There is no time to be tactful

For fans of Mad Men it will prove difficult to learn of the story behind ‘Peace, Little Girl‘ – a brutal 60 second television spot which first aired on September 7, 1964 – and not imagine the offices of Sterling Cooper. The ad was conceived by agency Doyle Dane Bernbach on behalf of President Lyndon Johnson, in an effort to kill off Republican candidate Barry Goldwater‘s march to the White House. DDB, desperate for success with their first political client, threw 40 of their best men at the campaign and chose to aim for the jugular by capitalising on comments Goldwater had previously made concerning nuclear weapons. The following letter was written by DDB co-founder and legendary ad-man Bill Bernbach just months before the election, at a time when Goldwater had managed to regain the public’s confidence and the DNC had started to drag their heels. The ad had not yet been aired and Bernbach had no option but to lay it on the line. It was broadcast on NBC just weeks later.

Such was the impact of the TV spot that only once did the DNC pay for it to be broadcast. It remains one of the most controversial – and successful – ads of all time.

Read the full, fascinating story at CONELRAD.

Transcript follows.


August 17, 1964

Honorable Bill D. Moyers
Special Assistant to the President
The Whitehouse
Washington, D.C.

Dear Bill:

If a decision isn’t taken immediately to activate the television advertising plans, there might be serious consequences to the campaign. This is no time for me to be tactful with you. There is too much at stake.

No one knows better than you why we took on the Presidential campaign. There is only one reason. We are ardent Democrats who are deadly afraid of Goldwater and feel that the world must be handed a Johnson landslide. To play our small part in the achievement of such a victory we risked the possible resentment of some of our giant Republican clients (I personally told one it was none of his business when he phoned me about our action) and we had to turn away companies who wanted to give us their accounts on a long term basis. Two of the other agencies you were considering withdrew out of fear of their clients. A third agency blithely withdrew and took the Goldwater account.

I tell you all this only to emphasize that we are dedicated people and that our recommendations have a single motivation, not how much money can Doyle Dane Bernbach make, but what is necessary to do the job well. For anyone in your organization who is not a communications expert to pass on our plan is a great mistake. The decision must be made on the same basis that Secretary McNamara said the Defense budget decision was made: “What arms do we need to be the strongest nations in the world. Then, and only then, see how we can achieve our goal.” Our plans were made with expert knowledge of what it takes to saturate the nation with the Democratic message. Ignorance in these matters can lead to waste and even disaster.

It is dangerous to think that because Lyndon Johnson is the President of the United States, he will get enough exposure through news coverage to assure him election in November. I don’t have to remind you that an exposure on TV or radio or a quote in the nation’s press is not necessarily a call to action.
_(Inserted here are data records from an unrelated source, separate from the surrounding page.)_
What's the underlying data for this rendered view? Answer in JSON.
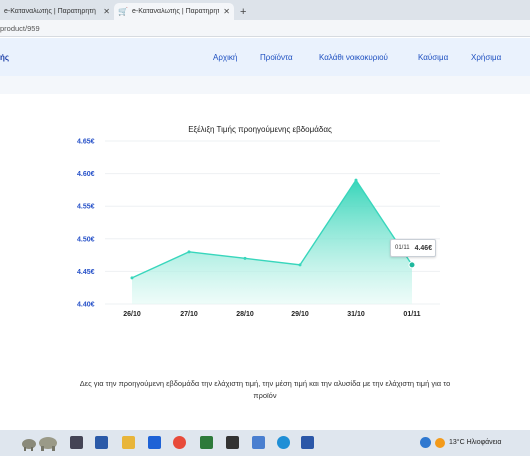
{
  "browser": {
    "tabs": [
      {
        "label": "e-Καταναλωτής | Παρατηρητή"
      },
      {
        "label": "e-Καταναλωτής | Παρατηρητή"
      }
    ],
    "address": "product/959"
  },
  "nav": {
    "brand": "ής",
    "items": [
      "Αρχική",
      "Προϊόντα",
      "Καλάθι νοικοκυριού",
      "Καύσιμα",
      "Χρήσιμα"
    ]
  },
  "tooltip": {
    "date": "01/11",
    "price": "4.46€"
  },
  "caption": "Δες για την προηγούμενη εβδομάδα την ελάχιστη τιμή, την μέση τιμή και την αλυσίδα με την ελάχιστη τιμή για το προϊόν",
  "taskbar": {
    "weather": "13°C Ηλιοφάνεια"
  },
  "colors": {
    "accent": "#1d4fc0",
    "series": "#38d6bc"
  },
  "chart_data": {
    "type": "area",
    "title": "Εξέλιξη Τιμής προηγούμενης εβδομάδας",
    "categories": [
      "26/10",
      "27/10",
      "28/10",
      "29/10",
      "31/10",
      "01/11"
    ],
    "values": [
      4.44,
      4.48,
      4.47,
      4.46,
      4.59,
      4.46
    ],
    "yticks": [
      "4.40€",
      "4.45€",
      "4.50€",
      "4.55€",
      "4.60€",
      "4.65€"
    ],
    "ylim": [
      4.4,
      4.65
    ],
    "grid": true,
    "xlabel": "",
    "ylabel": ""
  }
}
The recommendation, at the volume originally agreed upon, was set as a maximum effort – an ideal campaign. The thought being to permit you to trim where necessary in the interest of political or financial necessity.
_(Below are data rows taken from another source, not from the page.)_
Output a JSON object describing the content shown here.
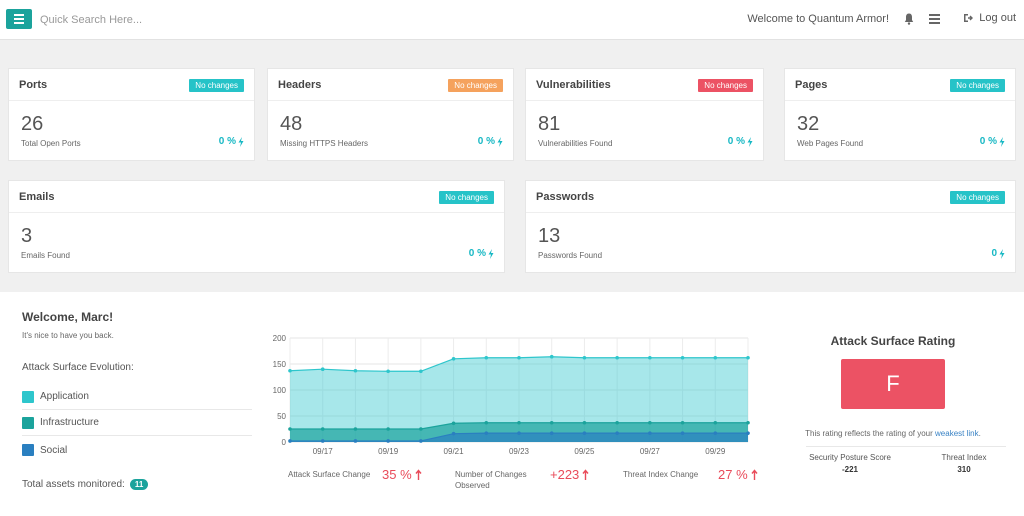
{
  "topbar": {
    "search_placeholder": "Quick Search Here...",
    "welcome": "Welcome to Quantum Armor!",
    "logout": "Log out"
  },
  "cards": [
    {
      "title": "Ports",
      "badge": "No changes",
      "badge_color": "#26c3c8",
      "value": "26",
      "sub": "Total Open Ports",
      "pct": "0 %"
    },
    {
      "title": "Headers",
      "badge": "No changes",
      "badge_color": "#f5a25d",
      "value": "48",
      "sub": "Missing HTTPS Headers",
      "pct": "0 %"
    },
    {
      "title": "Vulnerabilities",
      "badge": "No changes",
      "badge_color": "#ec5264",
      "value": "81",
      "sub": "Vulnerabilities Found",
      "pct": "0 %"
    },
    {
      "title": "Pages",
      "badge": "No changes",
      "badge_color": "#26c3c8",
      "value": "32",
      "sub": "Web Pages Found",
      "pct": "0 %"
    },
    {
      "title": "Emails",
      "badge": "No changes",
      "badge_color": "#26c3c8",
      "value": "3",
      "sub": "Emails Found",
      "pct": "0 %"
    },
    {
      "title": "Passwords",
      "badge": "No changes",
      "badge_color": "#26c3c8",
      "value": "13",
      "sub": "Passwords Found",
      "pct": "0"
    }
  ],
  "welcome": {
    "title": "Welcome, Marc!",
    "sub": "It's nice to have you back.",
    "evolution_label": "Attack Surface Evolution:",
    "legend": [
      {
        "name": "Application",
        "color": "#2ec6cc"
      },
      {
        "name": "Infrastructure",
        "color": "#1ba39c"
      },
      {
        "name": "Social",
        "color": "#2a7fc0"
      }
    ],
    "assets_label": "Total assets monitored:",
    "assets_count": "11"
  },
  "chart_data": {
    "type": "area",
    "x": [
      "09/16",
      "09/17",
      "09/18",
      "09/19",
      "09/20",
      "09/21",
      "09/22",
      "09/23",
      "09/24",
      "09/25",
      "09/26",
      "09/27",
      "09/28",
      "09/29",
      "09/30"
    ],
    "x_tick_labels": [
      "09/17",
      "09/19",
      "09/21",
      "09/23",
      "09/25",
      "09/27",
      "09/29"
    ],
    "ylim": [
      0,
      200
    ],
    "y_ticks": [
      0,
      50,
      100,
      150,
      200
    ],
    "grid": true,
    "series": [
      {
        "color": "#2ec6cc",
        "values": [
          137,
          140,
          137,
          136,
          136,
          160,
          162,
          162,
          164,
          162,
          162,
          162,
          162,
          162,
          162
        ]
      },
      {
        "color": "#1ba39c",
        "values": [
          25,
          25,
          25,
          25,
          25,
          36,
          37,
          37,
          37,
          37,
          37,
          37,
          37,
          37,
          37
        ]
      },
      {
        "color": "#2a7fc0",
        "values": [
          2,
          2,
          2,
          2,
          2,
          16,
          17,
          17,
          17,
          17,
          17,
          17,
          17,
          17,
          17
        ]
      }
    ]
  },
  "stats": [
    {
      "label": "Attack Surface Change",
      "value": "35 %"
    },
    {
      "label": "Number of Changes Observed",
      "value": "+223"
    },
    {
      "label": "Threat Index Change",
      "value": "27 %"
    }
  ],
  "rating": {
    "title": "Attack Surface Rating",
    "grade": "F",
    "note": "This rating reflects the rating of your",
    "link": "weakest link",
    "note_end": ".",
    "posture_label": "Security Posture Score",
    "posture_value": "-221",
    "threat_label": "Threat Index",
    "threat_value": "310"
  }
}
I understand you now feel we should suspend all ordering and production on everything we have recommended except the network time already purchased.

We consider the local spot TV and spot radio as absolutely essential to the goal of commanding the necessary share of mind required to get the vote we need for President Johnson in November.

I refer you to the attached media flow chart. Everything not currently on non cancellable order with the networks is crossed out in red. It is immediately apparent that the remaining schedule is grossly inadequate for the eight week period of the campaign. The stakes are just too high to neglect taking maximum advantage of a medium that reaches 92.5% of all homes in the United States. There is no denying the influence television had on the last election; and in 1964 there are 8,550,000 more television sets in use in this country than there were in 1960.

I urgently request that you reconsider and permit us to proceed on the original recommendation at once. If it is necessary to make some adjustment because of financial necessity we will work with you on making a realistic adjustment. The need for immediate action can’t be expressed too strongly. Assuming agreement on a spot TV and spot radio schedule next week, and assuming the necessary money being released for use at the same time, the earliest nationwide air date we can make would be the third week of September. This is inflexible. The simple logistics of purchasing, production and shipping preclude any miracles in shortening the time needed.

We agreed that a very necessary part of the campaign is that part devoted to exposing to the voting public the absurd, contradictory and dangerous nature of the opposition candidate. It was agreed that this part of the campaign should be undertaken immediately following our Convention. It is already apparent that Barry Goldwater is making every effort to adjust his extreme position to one more acceptable. Knowing the short memory of the average person, it is entirely possible he might succeed in creating a new character for himself if we are unable to remind people of the truth about this man.

If a decision is delayed until after the Convention, it is obvious that the action resulting from that decision might be “too little and too late.”

I urge your immediate attention to this important matter.